Generally, the U.S. government has exclusive sovereignty of airspace of the U.S. and it may reasonably regulate air traffic therein regardless of whether it is interstate or intrastate traffic.  But, that sovereignty of the air however does not authorize the federal government, under the guise of police powers, to interfere with the lower airspace over a private owner’s property, the use of which is intrastate and which is necessary and beneficial to the reasonable enjoyment of his/her land[i].

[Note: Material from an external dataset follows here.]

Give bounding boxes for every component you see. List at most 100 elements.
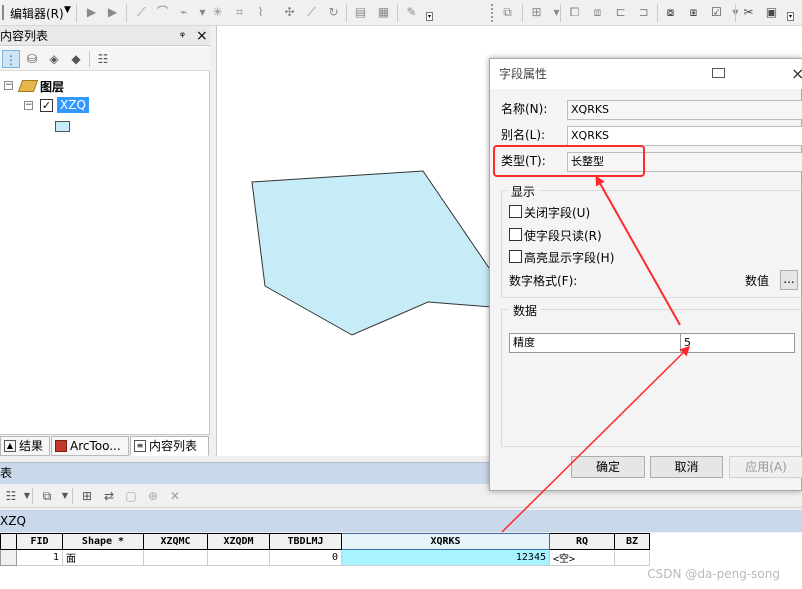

Pursuant to 49 USCS § 40102 (27), intrastate air transportation means “the transportation by a common carrier of passengers or property for compensation, entirely in the same State, by turbojet-powered aircraft capable of carrying at least 30 passengers.”  And interstate transportation includes carriage between two or more points within a state when it is part of a longer journey commencing from or destined to another state.  However, it is obvious that air carriers transporting intrastate traffic between points in a single state also carry interstate traffic[ii].  Generally, activities may be intrastate in character when separately considered, if they have such a close and substantial relation to interstate commerce.

Accordingly, the power of Congress over interstate transportation also extends to those intrastate activities which so affect the interstate transportation.  The fact that intrastate transactions is so interwoven with the interstate transportation, and that the effective control of interstate commerce by Congress incidentally controls intrastate commerce do not control the power of Congress to regulate interstate commerce[iii].

Likewise, the full control by Congress of the subjects committed to its regulation is not to be denied or opposed by the combination of interstate and intrastate operations. Wherever interstate and intrastate transactions are so related that the government of the one involves the control of the other, it is Congress, and not the state that is entitled to prescribe the final and dominant rule[iv].

In California v. Civil Aeronautics Board, 581 F.2d 954 (D.C. Cir. 1978), the court observed that “Congress possesses the power to regulate and protect interstate commerce even though intrastate transactions may be controlled thereby.  In removing the injurious discriminations against interstate traffic arising from the relation of intrastate to interstate rates, Congress is not bound to reduce the latter below what it may deem to be a proper standard.”

[i] Strother v. Pacific Gas & Electric Co., 94 Cal. App. 2d 525 (Cal. App. 1949).

[ii] California v. Civil Aeronautics Board, 581 F.2d 954 (D.C. Cir. 1978).

[iii] Pioneer Airways, Inc. v. Kearney, 199 Neb. 12 (Neb. 1977).

[iv] Application of Frontier Airlines, 175 Neb. 501 (Neb. 1963).